In terms of birthdays? Background: child in early 20’s left home 2+ years ago. Relationship is good and they live reasonably close. I’ve always made sure my children’s birthdays are celebrated, bought a cake, bespoke cake on special birthdays, blown up balloons, put up banners, parties, given presents and offered a family meal, day out or takeaway on their birthday. Since eldest left home I’ve made sure they and their partner both receive their card before their birthday so that they can open it on their birthday. I’ve modelled this practise of ensuring cards / gifts aren’t late regardless of how busy life is to my children for all occasions and all family / friends really because to me it shows that you care and can put the effort in for someone special to you.

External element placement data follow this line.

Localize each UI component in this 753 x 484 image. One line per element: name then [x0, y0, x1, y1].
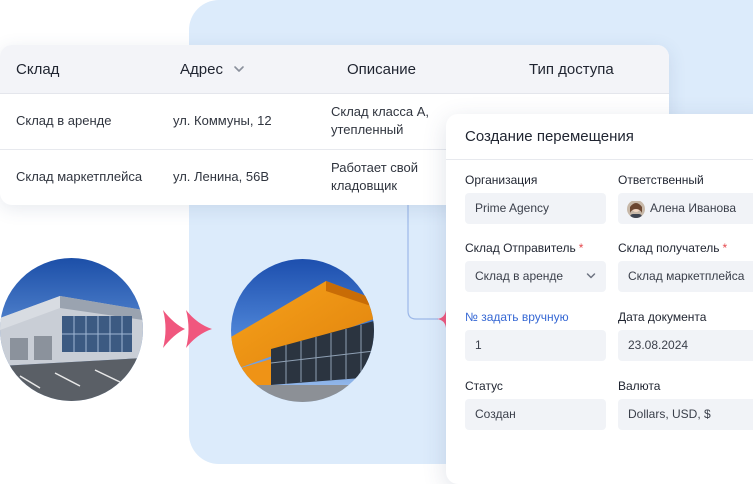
receiver-warehouse-label: Склад получатель * [618, 241, 728, 255]
receiver-warehouse-value: Склад маркетплейса [628, 269, 745, 283]
manual-number-link[interactable]: № задать вручную [465, 310, 569, 324]
document-date-field[interactable]: 23.08.2024 [618, 330, 753, 361]
cell-warehouse: Склад маркетплейса [16, 169, 143, 184]
sender-warehouse-value: Склад в аренде [475, 269, 564, 283]
sender-warehouse-label: Склад Отправитель * [465, 241, 584, 255]
cell-warehouse: Склад в аренде [16, 113, 112, 128]
column-description[interactable]: Описание [347, 61, 416, 78]
transfer-form: Создание перемещения Организация Prime A… [446, 114, 753, 484]
organization-field[interactable]: Prime Agency [465, 193, 606, 224]
cell-description-line2: кладовщик [331, 178, 398, 193]
organization-label: Организация [465, 173, 538, 187]
organization-value: Prime Agency [475, 201, 550, 215]
column-access-type[interactable]: Тип доступа [529, 61, 614, 78]
cell-description-line2: утепленный [331, 122, 404, 137]
responsible-field[interactable]: Алена Иванова [618, 193, 753, 224]
cell-description-line1: Работает свой [331, 160, 419, 175]
table-header: Склад Адрес Описание Тип доступа [0, 45, 669, 94]
responsible-label: Ответственный [618, 173, 704, 187]
warehouse-photo-grey [0, 258, 143, 401]
status-label: Статус [465, 379, 503, 393]
receiver-warehouse-select[interactable]: Склад маркетплейса [618, 261, 753, 292]
cell-address: ул. Коммуны, 12 [173, 113, 272, 128]
number-value: 1 [475, 338, 482, 352]
number-field[interactable]: 1 [465, 330, 606, 361]
currency-value: Dollars, USD, $ [628, 407, 711, 421]
responsible-value: Алена Иванова [650, 201, 737, 215]
form-title: Создание перемещения [465, 128, 634, 145]
chevron-down-icon [586, 273, 596, 279]
document-date-value: 23.08.2024 [628, 338, 689, 352]
status-field[interactable]: Создан [465, 399, 606, 430]
status-value: Создан [475, 407, 516, 421]
warehouse-photo-orange [231, 259, 374, 402]
double-arrow-icon [163, 310, 212, 348]
divider [446, 159, 753, 160]
sender-warehouse-select[interactable]: Склад в аренде [465, 261, 606, 292]
avatar [627, 200, 645, 218]
document-date-label: Дата документа [618, 310, 707, 324]
currency-field[interactable]: Dollars, USD, $ [618, 399, 753, 430]
required-mark: * [578, 241, 584, 255]
cell-address: ул. Ленина, 56В [173, 169, 269, 184]
column-address[interactable]: Адрес [180, 61, 223, 78]
column-warehouse[interactable]: Склад [16, 61, 59, 78]
cell-description-line1: Склад класса А, [331, 104, 430, 119]
required-mark: * [722, 241, 728, 255]
chevron-down-icon[interactable] [233, 64, 245, 74]
currency-label: Валюта [618, 379, 661, 393]
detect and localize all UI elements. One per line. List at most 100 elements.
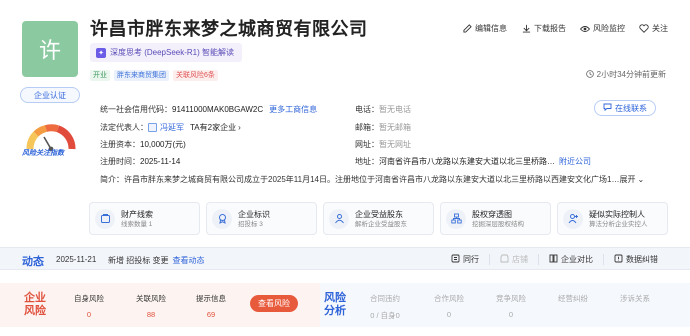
- chat-icon: [603, 103, 612, 113]
- related-risk-tag[interactable]: 关联风险6条: [173, 70, 218, 81]
- company-name: 许昌市胖东来梦之城商贸有限公司: [90, 19, 368, 39]
- follow-button[interactable]: 关注: [639, 23, 668, 34]
- nearby-companies-link[interactable]: 附近公司: [559, 156, 591, 167]
- card-sub: 线索数量 1: [121, 220, 153, 228]
- legal-rep-label: 法定代表人：: [100, 123, 148, 132]
- update-time-text: 2小时34分钟前更新: [596, 70, 666, 79]
- download-icon: [521, 24, 531, 34]
- shop-icon: [500, 254, 509, 265]
- risk-monitor-button[interactable]: 风险监控: [580, 23, 625, 34]
- address-row: 地址： 河南省许昌市八龙路以东建安大道以北三里桥路… 附近公司: [355, 156, 591, 167]
- property-clue-card[interactable]: 财产线索 线索数量 1: [89, 202, 200, 235]
- company-tags: 开业 胖东来商贸集团 关联风险6条: [90, 70, 218, 81]
- card-title: 企业标识: [238, 209, 270, 219]
- person-icon: [148, 123, 157, 132]
- online-contact-button[interactable]: 在线联系: [594, 100, 656, 116]
- card-title: 疑似实际控制人: [589, 209, 645, 219]
- ai-chip-label: 深度思考 (DeepSeek-R1) 智能解读: [110, 48, 235, 57]
- actual-controller-card[interactable]: 疑似实际控制人 算法分析企业实控人: [557, 202, 668, 235]
- brief-expand-link[interactable]: 展开: [619, 175, 635, 184]
- credit-code-label: 统一社会信用代码：: [100, 105, 172, 114]
- hint-info-stat[interactable]: 提示信息 69: [186, 293, 236, 319]
- competition-risk-value: 0: [508, 310, 514, 319]
- website-row: 网址： 暂无网址: [355, 139, 411, 150]
- peer-label: 同行: [463, 255, 479, 264]
- equity-chart-icon: [446, 208, 466, 229]
- edit-info-button[interactable]: 编辑信息: [462, 23, 507, 34]
- edit-icon: [462, 24, 472, 34]
- shop-button[interactable]: 店铺: [489, 254, 538, 265]
- more-business-info-link[interactable]: 更多工商信息: [269, 104, 317, 115]
- correct-icon: [614, 254, 623, 265]
- contract-breach-value: 0 / 自身0: [370, 311, 400, 320]
- capital-row: 注册资本： 10,000万(元): [100, 139, 186, 150]
- compare-icon: [549, 254, 558, 265]
- shop-label: 店铺: [512, 255, 528, 264]
- legal-rep-companies[interactable]: TA有2家企业: [190, 122, 236, 133]
- capital-value: 10,000万(元): [140, 140, 186, 149]
- self-risk-value: 0: [86, 310, 92, 319]
- peer-button[interactable]: 同行: [441, 254, 489, 265]
- badge-icon: [212, 208, 232, 229]
- credit-code-value: 91411000MAK0BGAW2C: [172, 105, 264, 114]
- website-label: 网址：: [355, 140, 379, 149]
- card-title: 股权穿透图: [472, 209, 512, 219]
- data-correct-button[interactable]: 数据纠错: [603, 254, 668, 265]
- brief-text: 许昌市胖东来梦之城商贸有限公司成立于2025年11月14日。注册地位于河南省许昌…: [124, 175, 620, 184]
- website-value: 暂无网址: [379, 140, 411, 149]
- clock-icon: [585, 69, 594, 80]
- feature-cards: 财产线索 线索数量 1 企业标识 招投标 3 企业受益股东 解析企业受益股东 股权穿透…: [89, 202, 668, 235]
- card-title: 财产线索: [121, 209, 153, 219]
- enterprise-risk-title: 企业风险: [24, 292, 46, 317]
- reg-date-value: 2025-11-14: [140, 157, 181, 166]
- view-dynamics-link[interactable]: 查看动态: [172, 256, 204, 265]
- download-report-label: 下载报告: [534, 24, 566, 33]
- related-risk-stat[interactable]: 关联风险 88: [126, 293, 176, 319]
- enterprise-badge-card[interactable]: 企业标识 招投标 3: [206, 202, 317, 235]
- enterprise-cert-button[interactable]: 企业认证: [20, 87, 80, 103]
- view-risk-button[interactable]: 查看风险: [250, 295, 298, 312]
- card-sub: 挖掘深层股权结构: [472, 220, 524, 228]
- phone-label: 电话：: [355, 105, 379, 114]
- card-sub: 招投标 3: [238, 220, 263, 228]
- legal-rep-name[interactable]: 冯延军: [160, 122, 184, 133]
- equity-chart-card[interactable]: 股权穿透图 挖掘深层股权结构: [440, 202, 551, 235]
- business-dispute-stat[interactable]: 经营纠纷: [548, 293, 598, 310]
- email-label: 邮箱：: [355, 123, 379, 132]
- self-risk-label: 自身风险: [74, 294, 104, 303]
- reg-date-label: 注册时间：: [100, 157, 140, 166]
- litigation-stat[interactable]: 涉诉关系: [610, 293, 660, 310]
- download-report-button[interactable]: 下载报告: [521, 23, 566, 34]
- cooperation-risk-stat[interactable]: 合作风险 0: [424, 293, 474, 319]
- competition-risk-stat[interactable]: 竞争风险 0: [486, 293, 536, 319]
- card-sub: 算法分析企业实控人: [589, 220, 648, 228]
- phone-row: 电话： 暂无电话: [355, 104, 411, 115]
- header-actions: 编辑信息 下载报告 风险监控 关注: [462, 23, 668, 34]
- business-dispute-label: 经营纠纷: [558, 294, 588, 303]
- cooperation-risk-value: 0: [446, 310, 452, 319]
- cooperation-risk-label: 合作风险: [434, 294, 464, 303]
- peer-icon: [451, 254, 460, 265]
- card-title: 企业受益股东: [355, 209, 403, 219]
- controller-icon: [563, 208, 583, 229]
- compare-button[interactable]: 企业对比: [538, 254, 603, 265]
- company-logo: 许: [22, 21, 78, 77]
- follow-label: 关注: [652, 24, 668, 33]
- edit-info-label: 编辑信息: [475, 24, 507, 33]
- dynamics-title: 动态: [22, 256, 44, 268]
- ai-interpret-chip[interactable]: ✦ 深度思考 (DeepSeek-R1) 智能解读: [90, 43, 243, 62]
- chevron-down-icon: ⌄: [637, 175, 645, 184]
- risk-section: 企业风险 自身风险 0 关联风险 88 提示信息 69 查看风险 风险分析 合同…: [0, 283, 690, 336]
- credit-code-row: 统一社会信用代码： 91411000MAK0BGAW2C 更多工商信息: [100, 104, 317, 115]
- dynamics-summary: 新增 招投标 变更 查看动态: [108, 255, 204, 266]
- contract-breach-stat[interactable]: 合同违约 0 / 自身0: [360, 293, 410, 321]
- beneficial-owner-card[interactable]: 企业受益股东 解析企业受益股东: [323, 202, 434, 235]
- group-tag[interactable]: 胖东来商贸集团: [114, 70, 169, 81]
- self-risk-stat[interactable]: 自身风险 0: [64, 293, 114, 319]
- update-time: 2小时34分钟前更新: [585, 69, 666, 80]
- risk-index-label: 风险关注指数: [22, 150, 64, 157]
- status-tag: 开业: [90, 70, 110, 81]
- online-contact-label: 在线联系: [615, 103, 647, 113]
- address-label: 地址：: [355, 157, 379, 166]
- litigation-label: 涉诉关系: [620, 294, 650, 303]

However, since the eldest left they haven’t really done the same for me. I had a birthday a week ago and didn’t receive a card or gift despite seeing my child a few days before hand so some small forward planning on their part would have solved the problem. I received a happy birthday text on the day so they didn’t forget. Money isn’t an issue (100% confident on this) and they celebrate birthdays vigorously between themselves - surprises, gifts weekends away etc so I’m fairly certain it’s nothing to do with them not wanting to make a big deal about birthdays etc as they’ve gotten older. I feel pretty hurt to be honest, it’s not the 1st time I haven’t received anything on the day but it is the 1st time days have passed without a ‘I’ll bring your present next week’ etc.
My question is: is this normal now? Do adult children just not really put any importance on your birthday? Would you say something about being hurt or just let it go and accept it as what it is? For the record I won’t fall out with my child, I never have and never will.